I attended a small SVB-sponsored seminar today with the chair of the Medical Technologies Advisory Committee (“MTAC”) of NICE. I think I was the only VC invited (or that bothered to show up) and there was a captive audience of small device companies. The slides are available here and below.
Any device with a new procedure MUST go through the Interventional Procedures committee before a NICE technology appraisal can occur. An IP review can take 6 months. Devices should be CE marked at time of review. New procedures can be submitted by hospitals, clinicians, or manufacturers. Seldom are procedures denied (only about 2 in 350 cases), but often times procedures without strong evidence will be given special arrangements. Such arrangements take the form of governance (telling the hospital), consent (telling the patient), or research (reviewing the outcomes). Evidence considered by the Interventional Procedures committee includes published studies, questionnaires completed by medical advisors, questionnaires completed by patient commentators, committee members’ knowledge, and public consultation.
Technology appraisals by MTAC occur after the procedure has cleared the Interventional Procedures committee. These are confidential reviews of the evidence and economic models presented by the manufacturer.
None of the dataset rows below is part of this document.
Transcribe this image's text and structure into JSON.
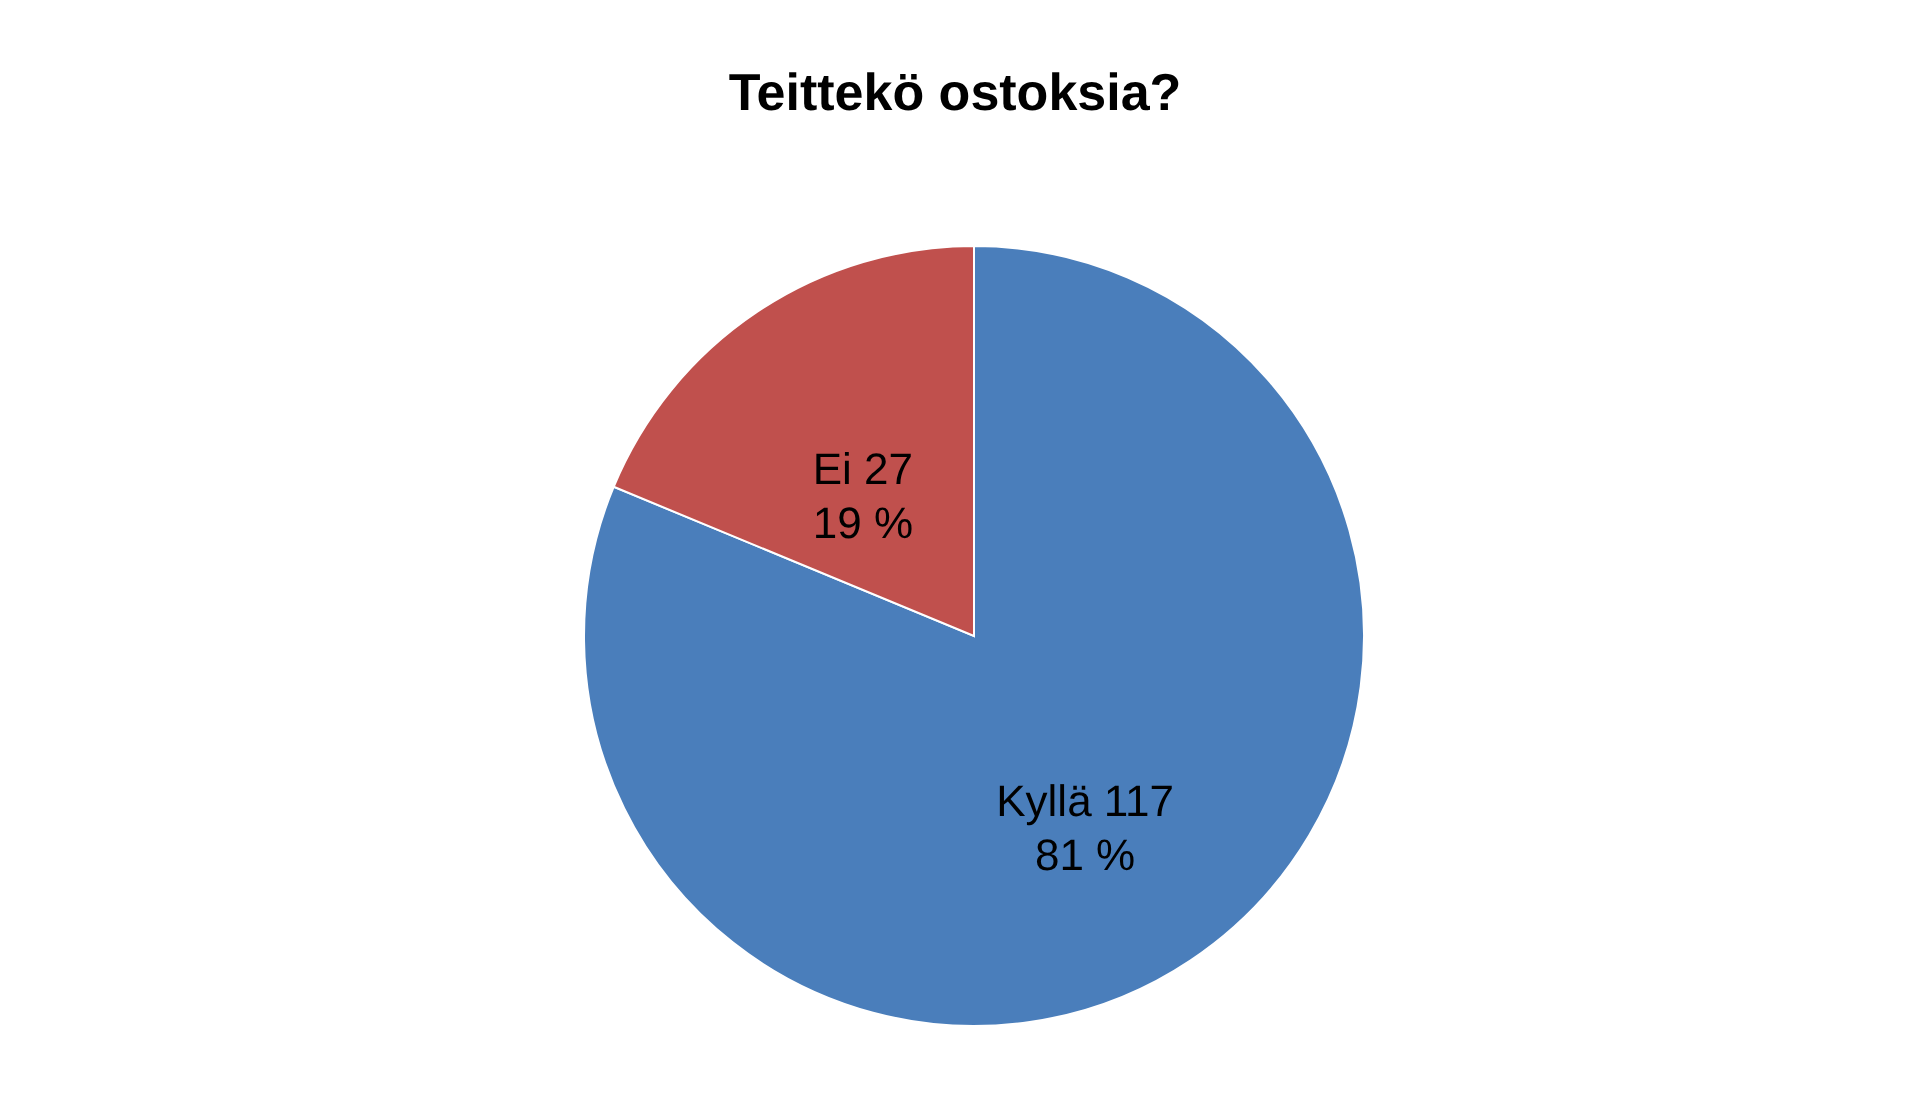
{
  "chart_data": {
    "type": "pie",
    "title": "Teittekö ostoksia?",
    "categories": [
      "Kyllä",
      "Ei"
    ],
    "values": [
      117,
      27
    ],
    "value_labels": [
      "117\n81 %",
      "27\n19 %"
    ],
    "colors": [
      "#4a7ebb",
      "#c0504d"
    ],
    "legend": false
  }
}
MTAC carefully studies patient outcomes or experience, use of resources (facilities, staff, tests), cost, and sustainability. Manufacturers can continue to market product during this period. If a resolution is put in place, the device is not “mandatory” in the UK, but it is economically advantaged. If a technology is not accepted, then the manufacturer will receive a letter with reasons why and advice. The goal of MTAC is to boost adoption of novel and useful technologies.
I was most surprised to learn that the UK Trade and Investment office is available to offer FREE assistance with navigating all of these processes. While these processes seem complicated, difficult to manage, and highly ambiguous, there is actually outstanding support available, even for US-based medtech companies.